RenascimentoIluminismoIndustrialContemporâneo

Etiquetas

Pontos FotográficosVista PanorâmicaLugar TranquiloIgrejaMouriscoPatrimónio Gastronómico

Horário

Visível apenas do exterior O edifício não está aberto ao público – o local aprecia-se do exterior.

Site

https://conventobernardas.com/

Introdução

Da Rua da Atalaia vê-se um portal manuelino de pedra num muro comprido e fechado. Atrás dele vivem pessoas. O Convento das Bernardas foi o único convento da Ordem de Cister no Algarve e a maior casa religiosa feminina da região, fundado em 1509 por D. Manuel I em ação de graças pelo fracasso de um ataque mouro a Arzila. As freiras saíram em 1862, a partir de 1890 foi fábrica de moagem e massas a vapor, e em 2012 tornou-se 78 habitações projetadas por Eduardo Souto de Moura. O portal é o que de mais antigo resta de pé do século XVI. O resto é propriedade privada e vê-se de fora, mas é uma das melhores histórias de edifícios da cidade, e pode ler-se a partir do passeio.

Destaques históricos

O agradecimento do rei por Arzila

D. Manuel I fundou o convento em 1509 em ação de graças pelo fracasso de um ataque mouro à Arzila portuguesa, em Marrocos; segundo o museu da cidade, os próprios tavirenses tiveram um papel no levantamento do cerco. A casa destinava-se a clarissas, mas o bispo D. Fernando Coutinho concluiu-a em 1528, instalou a irmã como primeira abadessa e entregou-a em 1530 às monjas cistercienses. Durante três séculos foi a única casa da ordem no Algarve e o maior convento feminino da região, com freiras de todo o Algarve.

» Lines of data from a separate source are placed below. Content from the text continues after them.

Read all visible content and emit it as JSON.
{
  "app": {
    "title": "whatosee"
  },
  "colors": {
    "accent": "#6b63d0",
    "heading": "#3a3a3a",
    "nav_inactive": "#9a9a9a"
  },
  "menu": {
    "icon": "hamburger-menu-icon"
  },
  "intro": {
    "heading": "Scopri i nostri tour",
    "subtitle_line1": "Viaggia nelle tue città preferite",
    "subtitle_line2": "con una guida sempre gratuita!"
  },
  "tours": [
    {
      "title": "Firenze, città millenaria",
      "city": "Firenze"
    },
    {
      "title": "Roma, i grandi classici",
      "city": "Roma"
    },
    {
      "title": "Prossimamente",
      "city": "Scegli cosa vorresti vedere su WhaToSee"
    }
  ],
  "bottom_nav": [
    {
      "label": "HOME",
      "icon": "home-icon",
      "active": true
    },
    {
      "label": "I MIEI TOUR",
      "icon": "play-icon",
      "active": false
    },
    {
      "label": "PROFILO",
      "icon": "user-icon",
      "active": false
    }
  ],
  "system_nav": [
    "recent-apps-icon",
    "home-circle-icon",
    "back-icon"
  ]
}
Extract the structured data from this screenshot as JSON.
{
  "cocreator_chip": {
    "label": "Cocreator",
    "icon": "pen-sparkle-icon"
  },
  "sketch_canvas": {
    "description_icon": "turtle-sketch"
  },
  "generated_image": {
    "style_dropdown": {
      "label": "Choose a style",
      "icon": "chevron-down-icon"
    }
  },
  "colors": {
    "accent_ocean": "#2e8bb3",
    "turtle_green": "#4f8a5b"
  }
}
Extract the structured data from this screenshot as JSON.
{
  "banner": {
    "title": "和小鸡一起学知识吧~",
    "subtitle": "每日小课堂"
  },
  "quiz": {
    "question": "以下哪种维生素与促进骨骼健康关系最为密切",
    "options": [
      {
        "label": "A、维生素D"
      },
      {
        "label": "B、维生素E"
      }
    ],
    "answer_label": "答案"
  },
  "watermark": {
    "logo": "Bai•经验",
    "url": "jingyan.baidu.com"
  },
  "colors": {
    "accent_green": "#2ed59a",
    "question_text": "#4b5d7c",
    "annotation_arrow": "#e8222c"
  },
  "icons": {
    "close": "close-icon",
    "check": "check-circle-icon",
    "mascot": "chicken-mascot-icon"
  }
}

Portal, terramoto e uma procissão de Quinta-feira Santa

O portal é manuelino, mas foi elevado com fogaréus barrocos, e a inscrição por cima dele está datada de 1676. Ninguém sabe com que violência o terramoto de 1755 o atingiu, mas houve obras de reconstrução na segunda metade do século XVIII. As freiras não eram dóceis. Em 1787 a Misericórdia decidiu que a procissão de Quinta-feira Santa nunca mais passaria pelo convento, porque no ano anterior as irmãs tinham mandado calar os padres durante a ladainha. Quando os capuchos construíram mesmo em frente, por volta de 1600, nasceu a lenda de um túnel secreto entre as duas casas. As condutas que se encontraram têm poucos metros de comprimento.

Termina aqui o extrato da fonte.